Test for obsfucation/identify obsfucation attempts

[tofumatt]

Currently we test for identifiers (#44), as the previous validator does. This leaves us open to obsfucation of restricted identifiers, eg:

var m = "m";
var o = "o";
var z = "z";
var idb = "IndexedDB";
var tricksterVariable = m + o + z + idb;
// Bad!
var myDatabase = window[tricksterVariable];

We need to statically analyse variable paths and find out their eventual values if they're used to dynamically call a function.
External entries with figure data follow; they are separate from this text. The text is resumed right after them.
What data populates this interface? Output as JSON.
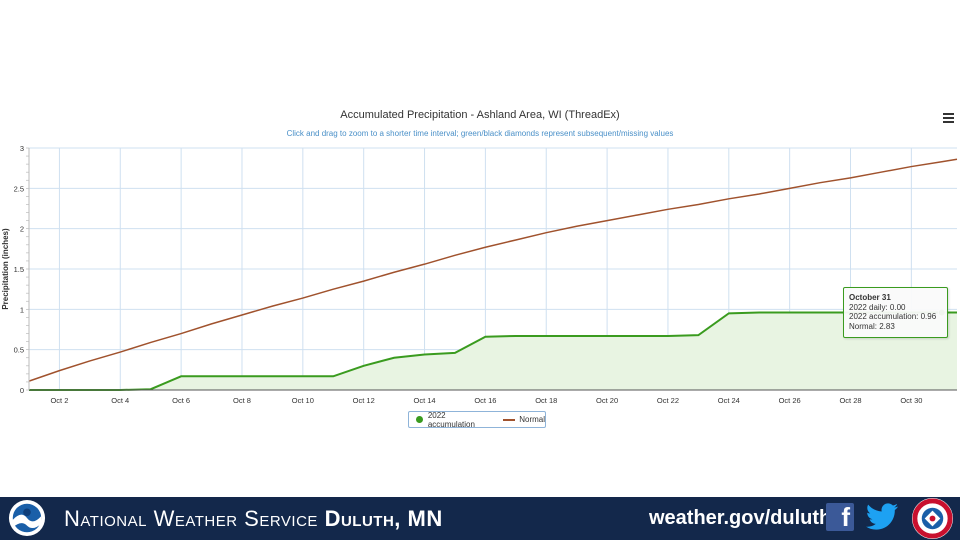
{
  "chart_data": {
    "type": "area",
    "title": "Accumulated Precipitation - Ashland Area, WI (ThreadEx)",
    "subtitle": "Click and drag to zoom to a shorter time interval; green/black diamonds represent subsequent/missing values",
    "ylabel": "Precipitation (inches)",
    "xlabel": "",
    "ylim": [
      0,
      3
    ],
    "yticks": [
      "0",
      "0.5",
      "1",
      "1.5",
      "2",
      "2.5",
      "3"
    ],
    "ytick_values": [
      0,
      0.5,
      1,
      1.5,
      2,
      2.5,
      3
    ],
    "xlim": [
      1,
      31.5
    ],
    "xticks": [
      "Oct 2",
      "Oct 4",
      "Oct 6",
      "Oct 8",
      "Oct 10",
      "Oct 12",
      "Oct 14",
      "Oct 16",
      "Oct 18",
      "Oct 20",
      "Oct 22",
      "Oct 24",
      "Oct 26",
      "Oct 28",
      "Oct 30"
    ],
    "xtick_values": [
      2,
      4,
      6,
      8,
      10,
      12,
      14,
      16,
      18,
      20,
      22,
      24,
      26,
      28,
      30
    ],
    "grid": true,
    "legend_position": "bottom-center",
    "x": [
      1,
      2,
      3,
      4,
      5,
      6,
      7,
      8,
      9,
      10,
      11,
      12,
      13,
      14,
      15,
      16,
      17,
      18,
      19,
      20,
      21,
      22,
      23,
      24,
      25,
      26,
      27,
      28,
      29,
      30,
      31
    ],
    "series": [
      {
        "name": "2022 accumulation",
        "color": "#3a9b1f",
        "fill": "#e8f4e2",
        "values": [
          0,
          0,
          0,
          0,
          0.01,
          0.17,
          0.17,
          0.17,
          0.17,
          0.17,
          0.17,
          0.3,
          0.4,
          0.44,
          0.46,
          0.66,
          0.67,
          0.67,
          0.67,
          0.67,
          0.67,
          0.67,
          0.68,
          0.95,
          0.96,
          0.96,
          0.96,
          0.96,
          0.96,
          0.96,
          0.96
        ]
      },
      {
        "name": "Normal",
        "color": "#a0522d",
        "values": [
          0.11,
          0.24,
          0.36,
          0.47,
          0.59,
          0.7,
          0.82,
          0.93,
          1.04,
          1.14,
          1.25,
          1.35,
          1.46,
          1.56,
          1.67,
          1.77,
          1.86,
          1.95,
          2.03,
          2.1,
          2.17,
          2.24,
          2.3,
          2.37,
          2.43,
          2.5,
          2.57,
          2.63,
          2.7,
          2.77,
          2.83
        ]
      }
    ],
    "tooltip": {
      "date": "October 31",
      "daily": "2022 daily: 0.00",
      "accumulation": "2022 accumulation: 0.96",
      "normal": "Normal: 2.83"
    }
  },
  "footer": {
    "office_prefix": "National Weather Service",
    "office_location": "Duluth, MN",
    "url": "weather.gov/duluth",
    "facebook_glyph": "f",
    "colors": {
      "background": "#13284b",
      "facebook": "#3b5998",
      "twitter": "#1da1f2"
    },
    "icons": [
      "noaa-logo",
      "facebook-icon",
      "twitter-icon",
      "nws-logo"
    ]
  }
}
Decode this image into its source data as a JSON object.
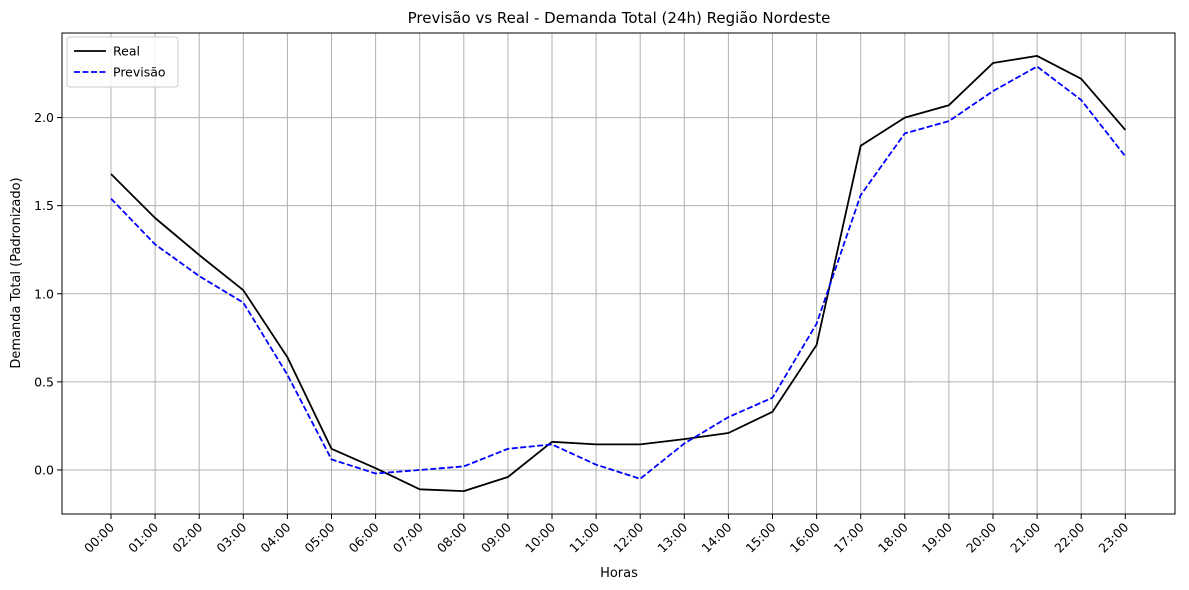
{
  "chart_data": {
    "type": "line",
    "title": "Previsão vs Real - Demanda Total (24h) Região Nordeste",
    "xlabel": "Horas",
    "ylabel": "Demanda Total (Padronizado)",
    "categories": [
      "00:00",
      "01:00",
      "02:00",
      "03:00",
      "04:00",
      "05:00",
      "06:00",
      "07:00",
      "08:00",
      "09:00",
      "10:00",
      "11:00",
      "12:00",
      "13:00",
      "14:00",
      "15:00",
      "16:00",
      "17:00",
      "18:00",
      "19:00",
      "20:00",
      "21:00",
      "22:00",
      "23:00"
    ],
    "ylim": [
      -0.25,
      2.48
    ],
    "yticks": [
      "0.0",
      "0.5",
      "1.0",
      "1.5",
      "2.0"
    ],
    "grid": true,
    "legend_position": "top-left",
    "series": [
      {
        "name": "Real",
        "color": "#000000",
        "style": "solid",
        "values": [
          1.68,
          1.43,
          1.22,
          1.02,
          0.64,
          0.12,
          0.01,
          -0.11,
          -0.12,
          -0.04,
          0.16,
          0.145,
          0.145,
          0.175,
          0.21,
          0.33,
          0.71,
          1.84,
          2.0,
          2.07,
          2.31,
          2.35,
          2.22,
          1.93
        ]
      },
      {
        "name": "Previsão",
        "color": "#0000ff",
        "style": "dashed",
        "values": [
          1.54,
          1.28,
          1.1,
          0.95,
          0.54,
          0.06,
          -0.02,
          0.0,
          0.02,
          0.12,
          0.145,
          0.03,
          -0.05,
          0.15,
          0.3,
          0.41,
          0.83,
          1.56,
          1.91,
          1.98,
          2.15,
          2.29,
          2.1,
          1.78
        ]
      }
    ]
  }
}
Failing this: we need to identify heuristics that we can use to say that obfuscation appears likely and alert the reviewer for closer manual inspection.

[magopian]

If there's a way to detect obfuscation (and minification!), and the validator returns a flag or something in the result, then that would help the backend tell the user he needs to either not minify/obfuscate, or at least attach the (unminified/unobfuscated) source code for reviewers.

[tofumatt]

Discussion on dev-js-tech-engine list, including mention of Caja: https://groups.google.com/forum/#!topic/mozilla.dev.tech.js-engine/qpALgoOftRw

[tofumatt]

I'm gonna close this as essentially way too big a project (people have done thesis papers on this and still concluded "it's really hard").